Il tuo corpo sarà teso allo spasimo e in quegli istanti di panico invocherai mentalmente, come naufrago alla deriva, gli spazi confortevoli della tua dimora, e un volto di donna dal sorriso rassicurante, particolarmente caro a cui implorare di trarti da quel limbo dove sei stato precipitato senza colpa. Allora ti sentirai un Ulisse anelante Itaca, sicuro l’approdo.

Sono, quelli, momenti sospesi che annullano il presente, adagiandoti crudelmente in una giungla di idee in fermento fuori di ogni realtà. I passanti, come alberi di foresta pietrificata, non parteciperanno al tuo sgomento; eppure, in quello stato afisico potrebbe accadere di sentire aleggiare un vago senso di poesia a tentare di sorreggerti prima che la mente tracimi nel delirio. È, quella, una “roulette” sulla quale ti parrà di tallonare un numero impazzito e di sentire che la poesia, che ti fiorisce dentro una sovrana solitudine, tenterà di venirti in soccorso attraverso insondabili provenienze.

La mente è nebulosa, eppure vi coglierai lampi di lucidità perversa mediante un frasario sommesso e rielaborato che ti giungerà come nenia di madre che canti.
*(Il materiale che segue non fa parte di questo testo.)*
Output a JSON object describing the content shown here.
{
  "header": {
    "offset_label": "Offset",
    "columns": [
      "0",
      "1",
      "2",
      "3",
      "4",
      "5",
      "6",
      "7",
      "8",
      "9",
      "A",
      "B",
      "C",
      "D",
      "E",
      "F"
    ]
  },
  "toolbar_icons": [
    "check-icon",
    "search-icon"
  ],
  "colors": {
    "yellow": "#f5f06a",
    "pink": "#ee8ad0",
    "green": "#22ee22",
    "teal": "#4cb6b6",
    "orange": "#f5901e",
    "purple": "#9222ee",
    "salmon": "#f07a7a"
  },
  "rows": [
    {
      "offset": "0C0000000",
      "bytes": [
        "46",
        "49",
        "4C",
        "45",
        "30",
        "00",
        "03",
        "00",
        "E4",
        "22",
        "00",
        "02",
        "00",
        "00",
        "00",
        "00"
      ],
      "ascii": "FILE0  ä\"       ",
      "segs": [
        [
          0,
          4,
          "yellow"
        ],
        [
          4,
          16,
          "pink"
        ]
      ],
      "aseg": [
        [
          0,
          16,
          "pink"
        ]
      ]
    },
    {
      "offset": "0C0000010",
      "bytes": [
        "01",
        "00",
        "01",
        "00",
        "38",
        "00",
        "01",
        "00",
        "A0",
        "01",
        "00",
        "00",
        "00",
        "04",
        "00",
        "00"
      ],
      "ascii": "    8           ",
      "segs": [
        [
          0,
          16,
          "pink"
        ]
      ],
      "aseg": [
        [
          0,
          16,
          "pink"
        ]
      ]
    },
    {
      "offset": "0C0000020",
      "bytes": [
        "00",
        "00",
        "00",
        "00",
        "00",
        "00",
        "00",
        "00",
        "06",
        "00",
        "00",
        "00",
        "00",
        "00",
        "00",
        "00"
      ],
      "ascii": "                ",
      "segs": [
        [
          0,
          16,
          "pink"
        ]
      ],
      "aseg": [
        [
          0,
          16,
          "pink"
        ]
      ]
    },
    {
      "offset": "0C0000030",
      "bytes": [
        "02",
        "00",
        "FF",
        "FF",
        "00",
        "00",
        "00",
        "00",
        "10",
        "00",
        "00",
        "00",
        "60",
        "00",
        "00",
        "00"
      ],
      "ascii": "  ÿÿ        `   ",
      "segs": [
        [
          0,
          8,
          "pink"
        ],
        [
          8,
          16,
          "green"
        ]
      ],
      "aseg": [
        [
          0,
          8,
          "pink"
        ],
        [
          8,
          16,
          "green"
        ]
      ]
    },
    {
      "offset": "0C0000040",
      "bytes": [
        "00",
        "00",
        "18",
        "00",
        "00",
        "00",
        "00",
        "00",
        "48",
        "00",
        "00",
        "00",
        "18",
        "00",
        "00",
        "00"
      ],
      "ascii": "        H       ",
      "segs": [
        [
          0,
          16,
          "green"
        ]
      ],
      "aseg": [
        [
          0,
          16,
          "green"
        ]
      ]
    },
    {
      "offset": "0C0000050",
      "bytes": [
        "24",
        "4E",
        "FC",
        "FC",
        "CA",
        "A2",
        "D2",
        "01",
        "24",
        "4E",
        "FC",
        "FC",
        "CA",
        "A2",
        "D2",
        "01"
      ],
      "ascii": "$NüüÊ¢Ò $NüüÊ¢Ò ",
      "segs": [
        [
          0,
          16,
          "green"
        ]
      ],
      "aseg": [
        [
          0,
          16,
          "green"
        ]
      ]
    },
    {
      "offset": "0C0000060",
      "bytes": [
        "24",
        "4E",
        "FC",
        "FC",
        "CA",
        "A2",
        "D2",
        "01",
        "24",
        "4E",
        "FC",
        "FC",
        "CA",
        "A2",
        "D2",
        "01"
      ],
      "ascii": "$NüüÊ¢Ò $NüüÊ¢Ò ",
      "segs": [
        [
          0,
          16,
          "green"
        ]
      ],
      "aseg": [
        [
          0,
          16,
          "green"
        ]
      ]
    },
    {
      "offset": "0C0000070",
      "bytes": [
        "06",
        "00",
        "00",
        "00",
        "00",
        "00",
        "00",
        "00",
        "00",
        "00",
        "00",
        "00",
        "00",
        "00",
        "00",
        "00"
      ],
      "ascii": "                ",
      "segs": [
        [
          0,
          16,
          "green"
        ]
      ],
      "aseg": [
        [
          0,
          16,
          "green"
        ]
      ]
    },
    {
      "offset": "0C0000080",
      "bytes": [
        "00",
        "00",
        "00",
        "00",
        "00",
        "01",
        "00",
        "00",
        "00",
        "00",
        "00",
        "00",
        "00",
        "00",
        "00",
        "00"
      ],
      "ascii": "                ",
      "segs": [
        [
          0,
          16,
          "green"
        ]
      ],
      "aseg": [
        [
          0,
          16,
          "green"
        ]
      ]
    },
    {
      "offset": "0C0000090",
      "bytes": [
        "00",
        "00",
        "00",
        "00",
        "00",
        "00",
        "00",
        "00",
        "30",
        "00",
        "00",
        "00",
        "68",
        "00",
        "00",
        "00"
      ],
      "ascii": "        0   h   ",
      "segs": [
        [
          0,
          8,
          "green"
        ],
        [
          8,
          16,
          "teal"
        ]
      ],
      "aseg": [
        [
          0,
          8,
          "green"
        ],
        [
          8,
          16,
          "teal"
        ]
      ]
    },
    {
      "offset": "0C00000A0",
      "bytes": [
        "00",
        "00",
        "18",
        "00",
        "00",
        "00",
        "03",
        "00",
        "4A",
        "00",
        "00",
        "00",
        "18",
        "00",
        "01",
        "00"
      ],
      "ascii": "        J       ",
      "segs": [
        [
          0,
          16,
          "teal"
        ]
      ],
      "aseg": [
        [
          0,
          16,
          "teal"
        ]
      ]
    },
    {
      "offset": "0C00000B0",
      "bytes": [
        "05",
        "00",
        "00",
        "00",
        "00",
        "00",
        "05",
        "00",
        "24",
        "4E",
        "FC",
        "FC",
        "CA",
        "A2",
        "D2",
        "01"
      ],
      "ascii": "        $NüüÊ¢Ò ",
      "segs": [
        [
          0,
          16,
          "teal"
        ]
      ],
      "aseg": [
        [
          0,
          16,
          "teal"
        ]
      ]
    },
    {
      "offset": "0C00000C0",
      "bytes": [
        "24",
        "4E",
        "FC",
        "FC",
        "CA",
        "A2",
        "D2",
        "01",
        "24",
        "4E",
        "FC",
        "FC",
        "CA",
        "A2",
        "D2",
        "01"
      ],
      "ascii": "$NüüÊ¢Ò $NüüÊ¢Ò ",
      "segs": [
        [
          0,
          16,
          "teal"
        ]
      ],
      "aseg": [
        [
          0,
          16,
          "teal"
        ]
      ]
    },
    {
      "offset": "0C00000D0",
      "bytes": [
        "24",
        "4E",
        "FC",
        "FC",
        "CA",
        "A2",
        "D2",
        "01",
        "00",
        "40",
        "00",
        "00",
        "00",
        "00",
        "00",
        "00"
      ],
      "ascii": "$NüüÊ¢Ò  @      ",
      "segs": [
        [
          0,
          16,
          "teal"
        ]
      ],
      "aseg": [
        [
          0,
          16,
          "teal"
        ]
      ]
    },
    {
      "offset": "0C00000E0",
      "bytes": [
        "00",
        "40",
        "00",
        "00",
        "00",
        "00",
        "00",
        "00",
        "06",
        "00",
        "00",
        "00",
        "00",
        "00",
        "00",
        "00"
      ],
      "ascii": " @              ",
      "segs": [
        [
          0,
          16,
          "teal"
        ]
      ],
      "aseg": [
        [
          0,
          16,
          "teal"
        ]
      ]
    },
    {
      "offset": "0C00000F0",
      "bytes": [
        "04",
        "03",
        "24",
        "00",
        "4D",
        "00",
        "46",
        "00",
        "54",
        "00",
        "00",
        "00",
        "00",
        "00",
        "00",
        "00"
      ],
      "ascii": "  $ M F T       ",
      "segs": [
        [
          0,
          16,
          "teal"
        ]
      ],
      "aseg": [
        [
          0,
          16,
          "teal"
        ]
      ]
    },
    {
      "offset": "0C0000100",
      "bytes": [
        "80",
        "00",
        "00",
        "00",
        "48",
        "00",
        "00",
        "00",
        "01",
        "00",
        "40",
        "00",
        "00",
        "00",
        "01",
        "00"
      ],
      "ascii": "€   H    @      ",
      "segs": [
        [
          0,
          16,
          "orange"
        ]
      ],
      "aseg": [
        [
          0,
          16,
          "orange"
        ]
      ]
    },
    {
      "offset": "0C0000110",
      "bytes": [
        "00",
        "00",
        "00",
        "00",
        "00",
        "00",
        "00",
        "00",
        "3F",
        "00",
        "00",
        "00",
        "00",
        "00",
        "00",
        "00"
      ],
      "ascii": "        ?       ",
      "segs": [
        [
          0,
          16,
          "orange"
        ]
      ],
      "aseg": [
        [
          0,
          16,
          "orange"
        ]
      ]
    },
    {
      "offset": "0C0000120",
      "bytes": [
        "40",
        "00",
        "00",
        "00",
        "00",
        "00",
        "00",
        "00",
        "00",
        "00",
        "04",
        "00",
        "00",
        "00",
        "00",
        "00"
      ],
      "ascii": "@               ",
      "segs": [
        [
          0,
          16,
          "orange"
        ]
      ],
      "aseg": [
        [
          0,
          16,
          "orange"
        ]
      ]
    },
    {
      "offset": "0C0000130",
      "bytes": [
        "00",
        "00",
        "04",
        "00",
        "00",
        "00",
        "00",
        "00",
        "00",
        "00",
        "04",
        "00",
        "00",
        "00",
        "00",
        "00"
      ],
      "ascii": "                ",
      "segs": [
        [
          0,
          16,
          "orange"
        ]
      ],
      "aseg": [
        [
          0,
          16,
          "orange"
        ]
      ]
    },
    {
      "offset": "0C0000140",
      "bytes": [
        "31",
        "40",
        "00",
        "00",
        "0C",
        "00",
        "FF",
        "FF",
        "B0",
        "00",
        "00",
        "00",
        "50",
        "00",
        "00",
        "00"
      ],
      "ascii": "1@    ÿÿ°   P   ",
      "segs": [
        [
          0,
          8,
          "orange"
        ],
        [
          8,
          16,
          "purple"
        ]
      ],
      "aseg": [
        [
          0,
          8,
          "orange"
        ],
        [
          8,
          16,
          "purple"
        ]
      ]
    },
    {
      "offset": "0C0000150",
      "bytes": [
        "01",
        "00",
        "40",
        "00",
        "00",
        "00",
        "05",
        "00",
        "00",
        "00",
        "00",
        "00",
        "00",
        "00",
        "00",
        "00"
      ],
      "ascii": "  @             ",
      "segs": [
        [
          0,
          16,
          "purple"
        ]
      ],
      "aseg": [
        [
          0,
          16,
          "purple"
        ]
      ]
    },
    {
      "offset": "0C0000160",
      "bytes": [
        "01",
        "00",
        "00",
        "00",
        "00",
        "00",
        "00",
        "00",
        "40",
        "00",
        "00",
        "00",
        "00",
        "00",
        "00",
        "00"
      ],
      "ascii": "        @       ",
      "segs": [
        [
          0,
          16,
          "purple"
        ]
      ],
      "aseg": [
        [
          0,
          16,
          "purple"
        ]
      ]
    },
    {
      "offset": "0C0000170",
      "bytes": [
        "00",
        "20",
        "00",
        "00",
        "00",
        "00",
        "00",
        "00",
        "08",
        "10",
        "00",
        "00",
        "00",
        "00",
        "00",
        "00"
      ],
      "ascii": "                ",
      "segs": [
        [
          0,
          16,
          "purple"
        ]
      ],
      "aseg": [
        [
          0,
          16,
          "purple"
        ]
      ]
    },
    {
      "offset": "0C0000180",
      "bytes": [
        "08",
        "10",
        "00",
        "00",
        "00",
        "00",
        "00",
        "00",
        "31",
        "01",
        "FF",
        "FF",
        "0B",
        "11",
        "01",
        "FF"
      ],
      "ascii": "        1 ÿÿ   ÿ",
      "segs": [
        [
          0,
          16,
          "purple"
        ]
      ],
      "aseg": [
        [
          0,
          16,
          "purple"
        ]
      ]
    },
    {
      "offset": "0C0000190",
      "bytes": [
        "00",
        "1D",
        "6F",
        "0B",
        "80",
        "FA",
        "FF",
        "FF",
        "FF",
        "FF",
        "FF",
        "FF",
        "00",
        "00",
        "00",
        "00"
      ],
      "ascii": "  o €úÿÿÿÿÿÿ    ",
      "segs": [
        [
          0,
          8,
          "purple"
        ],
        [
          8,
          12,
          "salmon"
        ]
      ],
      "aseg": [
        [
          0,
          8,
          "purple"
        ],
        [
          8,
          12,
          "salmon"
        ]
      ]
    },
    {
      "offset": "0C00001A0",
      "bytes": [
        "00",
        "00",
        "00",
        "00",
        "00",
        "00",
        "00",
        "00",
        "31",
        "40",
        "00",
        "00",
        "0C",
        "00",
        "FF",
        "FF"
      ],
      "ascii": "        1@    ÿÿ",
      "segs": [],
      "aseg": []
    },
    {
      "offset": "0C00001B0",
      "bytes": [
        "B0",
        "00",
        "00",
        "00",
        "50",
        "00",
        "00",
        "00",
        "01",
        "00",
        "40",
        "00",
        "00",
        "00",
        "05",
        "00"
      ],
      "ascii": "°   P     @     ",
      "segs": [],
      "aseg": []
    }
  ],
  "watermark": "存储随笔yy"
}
Intanto un brivido di luna, avvolgendoti, ti caverà gli occhi per un’oscurità non soltanto fisica a sottolineare riverberi d’angoscia.

Nel mesto declinare pomeridiano di quel novembre uggioso sarà naturale tentare di cogliere tra gli ignoti passanti un viso, un sorriso caro, ma ti troverai tra i flutti di un mare gonfio d’ira e berrai acqua e sale tra palazzi muti di una città che non conosci, ma ti appartiene e ti sfugge come sabbia dalle mani.

La cognizione del tempo sarà svanita, e non percepirai più il suo stillare inesorabile dentro la voragine in cui sei caduto. Allora ti sentirai colto da una disperazione muta ed invocherai con occhi famelici e senza voce quel viso muliebre dal sorriso rassicurante. D’improvviso, però, come destato da un flash fotografico in viso, sorgerai da quel limbo in cui eri precipitato.

Ti sei destato. Il tuo ansimare avrà una ragione fisica. E nella luce declinante di quell’uggioso pomeriggio, tornerai come d’incanto alle tue dimensioni fisiche, alle apparenze, ai valori quotidiani marchiati dalla tua storia personale. Percepirai il palpito della città e ritroverai i tuoi ritmi e quell’anima che s’era persa nel sogno malefico.

Il breve letargo pomeridiano ti abbandonerà per restituirti a te stesso. Si è trattato certamente di uno sfogo dell’anima che, planando senza meta per vie non tracciate nella tua mappa mentale, si è espressa con il treno onirico che alberga in noi e che, per particolari fini insondabili, ha scelto quella fermata per indicarti, a monito, gli squilibri, le ansie represse e quanto d’inconfessato t’agiti.

Mario Tornello

Da “Spiragli”, anno XXIII, n.1, 2011, pagg. 40-41.